Techno Me is a solo art exhibition comprising of an interactive video installation, an interactive digital application, and a series of short video artworks.
At its core, the exhibition poses a deceptively simple question: Who am I? But the twist lies in how this question unfolds in a world saturated with projected images, digital soundscapes, and mediated gestures. Rather than offering answers or taking a definitive stance for or against technology, Techno Me reflects on the evolving relationship between humans and technology, across communication, perception, intimacy, and artistic experimentation. This exhibition took place at Makan House, Amman, Jordan.
[Me/City]
An interactive video installation that reveals the collective impact of technology in urban life.

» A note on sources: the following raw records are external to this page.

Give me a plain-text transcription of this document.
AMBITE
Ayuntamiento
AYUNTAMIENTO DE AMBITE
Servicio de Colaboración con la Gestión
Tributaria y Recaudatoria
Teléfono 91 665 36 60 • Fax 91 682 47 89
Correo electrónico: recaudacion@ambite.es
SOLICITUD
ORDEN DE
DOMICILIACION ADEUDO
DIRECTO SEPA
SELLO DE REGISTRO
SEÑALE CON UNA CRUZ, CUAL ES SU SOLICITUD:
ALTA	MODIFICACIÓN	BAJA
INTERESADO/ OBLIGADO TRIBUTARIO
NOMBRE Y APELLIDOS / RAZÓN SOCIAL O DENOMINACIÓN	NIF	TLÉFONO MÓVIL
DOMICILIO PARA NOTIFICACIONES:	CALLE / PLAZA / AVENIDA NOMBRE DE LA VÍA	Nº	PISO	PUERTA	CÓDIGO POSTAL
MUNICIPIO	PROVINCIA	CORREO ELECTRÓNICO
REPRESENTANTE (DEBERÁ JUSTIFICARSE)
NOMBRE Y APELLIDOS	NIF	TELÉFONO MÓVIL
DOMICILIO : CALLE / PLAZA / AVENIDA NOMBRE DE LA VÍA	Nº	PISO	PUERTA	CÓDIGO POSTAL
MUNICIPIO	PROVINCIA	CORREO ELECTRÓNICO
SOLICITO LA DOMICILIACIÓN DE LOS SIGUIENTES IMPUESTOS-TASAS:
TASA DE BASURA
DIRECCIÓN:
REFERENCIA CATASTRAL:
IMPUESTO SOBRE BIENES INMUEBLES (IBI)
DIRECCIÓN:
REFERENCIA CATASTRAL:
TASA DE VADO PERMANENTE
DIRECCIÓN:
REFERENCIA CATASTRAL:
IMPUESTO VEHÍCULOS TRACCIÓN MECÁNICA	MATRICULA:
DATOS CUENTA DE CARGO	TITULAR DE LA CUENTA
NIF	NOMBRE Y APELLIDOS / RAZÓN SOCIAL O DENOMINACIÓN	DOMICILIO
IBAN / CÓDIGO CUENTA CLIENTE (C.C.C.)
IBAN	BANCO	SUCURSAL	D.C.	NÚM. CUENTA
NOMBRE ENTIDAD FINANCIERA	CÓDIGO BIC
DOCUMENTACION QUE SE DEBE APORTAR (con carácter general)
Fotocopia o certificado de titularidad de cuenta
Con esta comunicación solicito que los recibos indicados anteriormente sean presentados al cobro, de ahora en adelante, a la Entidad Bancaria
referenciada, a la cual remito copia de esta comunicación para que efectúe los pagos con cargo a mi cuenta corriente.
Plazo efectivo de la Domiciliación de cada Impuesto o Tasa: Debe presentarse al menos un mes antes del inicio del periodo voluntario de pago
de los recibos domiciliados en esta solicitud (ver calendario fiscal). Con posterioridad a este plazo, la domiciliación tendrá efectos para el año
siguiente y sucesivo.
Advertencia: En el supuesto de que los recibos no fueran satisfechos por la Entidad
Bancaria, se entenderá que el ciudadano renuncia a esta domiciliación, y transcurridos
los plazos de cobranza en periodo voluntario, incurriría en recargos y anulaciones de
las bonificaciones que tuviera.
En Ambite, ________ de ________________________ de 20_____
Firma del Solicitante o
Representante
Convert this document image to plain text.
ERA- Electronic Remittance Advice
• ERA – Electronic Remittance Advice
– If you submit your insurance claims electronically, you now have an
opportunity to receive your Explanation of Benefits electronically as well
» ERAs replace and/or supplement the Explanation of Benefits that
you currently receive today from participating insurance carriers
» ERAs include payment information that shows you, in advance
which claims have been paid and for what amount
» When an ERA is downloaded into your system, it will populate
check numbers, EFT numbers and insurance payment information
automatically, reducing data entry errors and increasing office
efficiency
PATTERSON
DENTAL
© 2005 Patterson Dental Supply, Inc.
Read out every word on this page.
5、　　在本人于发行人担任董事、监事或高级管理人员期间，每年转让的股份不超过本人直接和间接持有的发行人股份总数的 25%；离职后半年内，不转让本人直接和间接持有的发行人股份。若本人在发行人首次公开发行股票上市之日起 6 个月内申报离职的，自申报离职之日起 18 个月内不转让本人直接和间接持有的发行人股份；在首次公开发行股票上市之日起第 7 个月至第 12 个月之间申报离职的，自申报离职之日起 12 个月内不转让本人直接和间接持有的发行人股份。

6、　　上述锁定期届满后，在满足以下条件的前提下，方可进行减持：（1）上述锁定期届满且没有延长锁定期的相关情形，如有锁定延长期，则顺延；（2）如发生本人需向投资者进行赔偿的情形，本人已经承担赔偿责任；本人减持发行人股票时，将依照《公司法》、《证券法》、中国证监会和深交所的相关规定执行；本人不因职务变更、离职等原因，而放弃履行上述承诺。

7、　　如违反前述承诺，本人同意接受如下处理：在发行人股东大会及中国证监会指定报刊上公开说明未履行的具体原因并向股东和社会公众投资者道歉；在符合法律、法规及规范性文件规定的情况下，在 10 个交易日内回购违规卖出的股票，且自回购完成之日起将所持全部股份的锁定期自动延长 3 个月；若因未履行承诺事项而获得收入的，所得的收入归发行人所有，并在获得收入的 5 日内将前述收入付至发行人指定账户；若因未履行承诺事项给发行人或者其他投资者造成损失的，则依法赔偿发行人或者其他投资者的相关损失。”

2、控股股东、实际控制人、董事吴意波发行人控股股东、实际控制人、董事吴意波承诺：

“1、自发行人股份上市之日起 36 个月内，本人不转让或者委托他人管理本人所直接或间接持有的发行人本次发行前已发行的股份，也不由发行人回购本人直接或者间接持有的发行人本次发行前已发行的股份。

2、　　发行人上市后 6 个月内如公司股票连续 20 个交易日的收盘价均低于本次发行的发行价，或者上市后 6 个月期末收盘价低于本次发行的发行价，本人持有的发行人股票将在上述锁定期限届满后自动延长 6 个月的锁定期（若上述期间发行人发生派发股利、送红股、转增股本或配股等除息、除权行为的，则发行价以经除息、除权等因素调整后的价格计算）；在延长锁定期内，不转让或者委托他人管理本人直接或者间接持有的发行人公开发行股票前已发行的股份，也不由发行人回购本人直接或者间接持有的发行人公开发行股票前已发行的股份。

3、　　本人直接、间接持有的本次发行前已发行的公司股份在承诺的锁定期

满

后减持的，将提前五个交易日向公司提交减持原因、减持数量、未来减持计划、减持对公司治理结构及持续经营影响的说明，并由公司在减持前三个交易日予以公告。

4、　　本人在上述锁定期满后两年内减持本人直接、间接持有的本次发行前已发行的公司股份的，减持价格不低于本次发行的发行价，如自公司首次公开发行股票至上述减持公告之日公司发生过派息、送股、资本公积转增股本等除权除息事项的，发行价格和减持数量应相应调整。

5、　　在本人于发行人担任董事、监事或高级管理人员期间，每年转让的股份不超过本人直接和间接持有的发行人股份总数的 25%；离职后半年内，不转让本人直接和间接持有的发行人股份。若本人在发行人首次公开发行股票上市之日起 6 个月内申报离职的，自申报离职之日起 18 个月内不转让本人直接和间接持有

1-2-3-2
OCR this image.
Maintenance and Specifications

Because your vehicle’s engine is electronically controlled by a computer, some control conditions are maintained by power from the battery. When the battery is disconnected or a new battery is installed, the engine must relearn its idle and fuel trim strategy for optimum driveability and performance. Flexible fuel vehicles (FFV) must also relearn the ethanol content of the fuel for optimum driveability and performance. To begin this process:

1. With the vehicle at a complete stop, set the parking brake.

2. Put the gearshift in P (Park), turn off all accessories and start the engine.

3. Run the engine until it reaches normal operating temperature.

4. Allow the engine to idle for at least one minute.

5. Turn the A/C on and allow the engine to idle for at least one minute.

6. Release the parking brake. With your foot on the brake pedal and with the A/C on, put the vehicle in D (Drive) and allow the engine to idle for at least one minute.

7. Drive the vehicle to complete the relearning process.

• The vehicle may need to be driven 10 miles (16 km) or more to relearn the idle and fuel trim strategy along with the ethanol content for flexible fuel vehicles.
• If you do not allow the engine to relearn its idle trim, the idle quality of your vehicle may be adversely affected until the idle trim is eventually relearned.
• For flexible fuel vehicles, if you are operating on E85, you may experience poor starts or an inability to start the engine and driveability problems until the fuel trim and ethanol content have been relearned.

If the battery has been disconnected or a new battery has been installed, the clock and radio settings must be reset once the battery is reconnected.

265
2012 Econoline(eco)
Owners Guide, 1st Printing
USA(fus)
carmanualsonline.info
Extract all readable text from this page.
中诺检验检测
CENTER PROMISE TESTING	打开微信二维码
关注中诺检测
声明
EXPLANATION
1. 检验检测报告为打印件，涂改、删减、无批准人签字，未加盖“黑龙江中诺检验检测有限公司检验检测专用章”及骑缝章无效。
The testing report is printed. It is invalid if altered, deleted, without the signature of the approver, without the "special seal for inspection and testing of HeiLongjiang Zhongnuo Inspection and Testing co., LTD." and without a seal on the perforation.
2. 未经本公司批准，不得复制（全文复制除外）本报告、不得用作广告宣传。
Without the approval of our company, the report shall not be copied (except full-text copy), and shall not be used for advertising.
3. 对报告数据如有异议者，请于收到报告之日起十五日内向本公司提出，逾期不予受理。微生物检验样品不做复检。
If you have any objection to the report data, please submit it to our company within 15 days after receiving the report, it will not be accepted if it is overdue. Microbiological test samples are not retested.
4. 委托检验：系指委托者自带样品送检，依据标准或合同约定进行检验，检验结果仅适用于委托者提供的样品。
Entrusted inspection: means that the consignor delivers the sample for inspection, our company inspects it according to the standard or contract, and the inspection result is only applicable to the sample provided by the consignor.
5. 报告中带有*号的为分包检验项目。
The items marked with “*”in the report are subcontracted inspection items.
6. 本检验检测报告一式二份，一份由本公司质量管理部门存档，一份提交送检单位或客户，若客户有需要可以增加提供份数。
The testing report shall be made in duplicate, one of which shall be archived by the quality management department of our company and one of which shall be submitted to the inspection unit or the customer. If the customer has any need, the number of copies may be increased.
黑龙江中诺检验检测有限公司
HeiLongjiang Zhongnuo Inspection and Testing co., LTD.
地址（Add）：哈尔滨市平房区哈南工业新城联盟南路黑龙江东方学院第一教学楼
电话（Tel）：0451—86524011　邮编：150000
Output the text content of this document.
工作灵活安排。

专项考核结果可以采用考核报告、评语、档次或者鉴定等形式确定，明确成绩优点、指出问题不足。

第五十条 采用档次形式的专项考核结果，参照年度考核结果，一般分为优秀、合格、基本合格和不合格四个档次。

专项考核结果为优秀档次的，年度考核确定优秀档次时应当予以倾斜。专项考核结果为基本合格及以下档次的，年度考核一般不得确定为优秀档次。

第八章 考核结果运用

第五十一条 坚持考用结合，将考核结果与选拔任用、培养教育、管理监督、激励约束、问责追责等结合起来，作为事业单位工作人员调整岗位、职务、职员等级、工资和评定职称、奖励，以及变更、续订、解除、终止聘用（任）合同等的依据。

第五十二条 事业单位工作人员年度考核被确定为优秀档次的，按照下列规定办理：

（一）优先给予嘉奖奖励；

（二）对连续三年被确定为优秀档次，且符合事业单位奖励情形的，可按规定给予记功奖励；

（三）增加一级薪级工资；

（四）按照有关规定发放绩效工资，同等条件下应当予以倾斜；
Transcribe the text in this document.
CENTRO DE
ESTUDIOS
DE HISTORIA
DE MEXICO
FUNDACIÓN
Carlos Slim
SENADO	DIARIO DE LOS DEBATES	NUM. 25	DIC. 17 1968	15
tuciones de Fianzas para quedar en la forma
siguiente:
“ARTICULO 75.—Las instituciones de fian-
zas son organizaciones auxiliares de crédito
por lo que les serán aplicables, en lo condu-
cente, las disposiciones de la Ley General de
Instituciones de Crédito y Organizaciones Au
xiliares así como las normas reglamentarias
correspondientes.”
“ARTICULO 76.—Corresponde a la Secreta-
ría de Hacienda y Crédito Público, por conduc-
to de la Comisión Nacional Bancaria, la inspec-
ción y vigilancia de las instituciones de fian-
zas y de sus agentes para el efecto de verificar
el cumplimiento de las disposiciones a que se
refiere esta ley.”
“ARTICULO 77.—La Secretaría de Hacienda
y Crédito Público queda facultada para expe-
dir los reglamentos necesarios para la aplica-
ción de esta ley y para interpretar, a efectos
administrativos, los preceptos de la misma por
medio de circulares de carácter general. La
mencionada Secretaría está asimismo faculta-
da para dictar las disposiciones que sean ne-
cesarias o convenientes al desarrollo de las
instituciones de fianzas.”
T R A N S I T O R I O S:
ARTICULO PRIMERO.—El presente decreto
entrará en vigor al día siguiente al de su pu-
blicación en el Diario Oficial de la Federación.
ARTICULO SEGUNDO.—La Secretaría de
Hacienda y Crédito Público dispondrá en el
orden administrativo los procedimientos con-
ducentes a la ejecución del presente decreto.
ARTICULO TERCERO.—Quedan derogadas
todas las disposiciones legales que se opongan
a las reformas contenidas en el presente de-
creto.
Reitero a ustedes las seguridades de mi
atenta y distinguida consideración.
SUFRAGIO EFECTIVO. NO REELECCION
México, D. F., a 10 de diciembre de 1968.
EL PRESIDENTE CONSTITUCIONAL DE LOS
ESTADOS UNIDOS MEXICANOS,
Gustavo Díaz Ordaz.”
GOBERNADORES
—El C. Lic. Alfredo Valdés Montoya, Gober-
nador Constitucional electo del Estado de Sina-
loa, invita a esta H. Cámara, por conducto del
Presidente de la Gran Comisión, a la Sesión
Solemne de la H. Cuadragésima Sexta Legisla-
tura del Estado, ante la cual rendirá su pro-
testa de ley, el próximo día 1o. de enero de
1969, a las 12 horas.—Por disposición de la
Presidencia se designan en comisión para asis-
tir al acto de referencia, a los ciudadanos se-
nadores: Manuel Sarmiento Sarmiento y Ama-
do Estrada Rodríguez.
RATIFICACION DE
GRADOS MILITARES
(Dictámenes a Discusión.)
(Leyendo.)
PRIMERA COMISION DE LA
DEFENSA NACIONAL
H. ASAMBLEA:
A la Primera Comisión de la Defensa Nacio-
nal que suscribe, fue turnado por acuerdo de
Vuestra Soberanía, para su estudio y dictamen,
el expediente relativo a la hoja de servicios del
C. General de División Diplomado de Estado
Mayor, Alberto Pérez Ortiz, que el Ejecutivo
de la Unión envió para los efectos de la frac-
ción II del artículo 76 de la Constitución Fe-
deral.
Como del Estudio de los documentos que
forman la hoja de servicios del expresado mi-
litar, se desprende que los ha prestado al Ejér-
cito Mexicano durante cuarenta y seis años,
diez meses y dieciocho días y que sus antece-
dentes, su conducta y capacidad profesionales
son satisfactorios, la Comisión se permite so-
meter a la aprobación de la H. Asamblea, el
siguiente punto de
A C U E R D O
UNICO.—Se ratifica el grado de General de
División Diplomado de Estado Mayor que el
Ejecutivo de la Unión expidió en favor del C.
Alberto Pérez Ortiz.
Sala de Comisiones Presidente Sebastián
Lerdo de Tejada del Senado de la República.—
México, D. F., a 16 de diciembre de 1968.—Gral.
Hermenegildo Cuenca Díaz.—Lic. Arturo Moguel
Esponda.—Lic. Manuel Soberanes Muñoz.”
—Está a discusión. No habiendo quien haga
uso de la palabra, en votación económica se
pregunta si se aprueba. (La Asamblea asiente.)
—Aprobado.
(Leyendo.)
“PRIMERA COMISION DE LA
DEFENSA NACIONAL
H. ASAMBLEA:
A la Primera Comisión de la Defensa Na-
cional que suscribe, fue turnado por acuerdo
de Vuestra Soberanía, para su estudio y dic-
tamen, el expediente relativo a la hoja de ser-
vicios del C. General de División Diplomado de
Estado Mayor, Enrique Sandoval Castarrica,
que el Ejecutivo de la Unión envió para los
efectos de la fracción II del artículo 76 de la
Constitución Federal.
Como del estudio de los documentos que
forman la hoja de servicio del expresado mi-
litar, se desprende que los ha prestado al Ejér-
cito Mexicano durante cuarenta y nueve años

Using a live CCTV feed to track visitor movement in the gallery, the work removes the possibility of passive viewing — implicating each person in the surveillance loop and challenging their sense of agency.
[Me/We]
An interactive computer application that explores self-perception and the projection of identity. Viewers encounter overlapping images of themselves and others, disrupted by audio fragments of mismatched pronouns — feminine/masculine, first/second/third person, singular/plural. The dissonance between what is seen and heard invites a deeper reckoning with the ways we are represented and misrepresented.
Video Art Series
A sequence of short video pieces — me talk, me love, me reflect, me touch, me face, me win, me paint — each focusing on a facet of how technology permeates physical, emotional, and psychological awareness. These works draw attention to the quiet but persistent ways technology shapes daily experience, intimacy, language, and memory.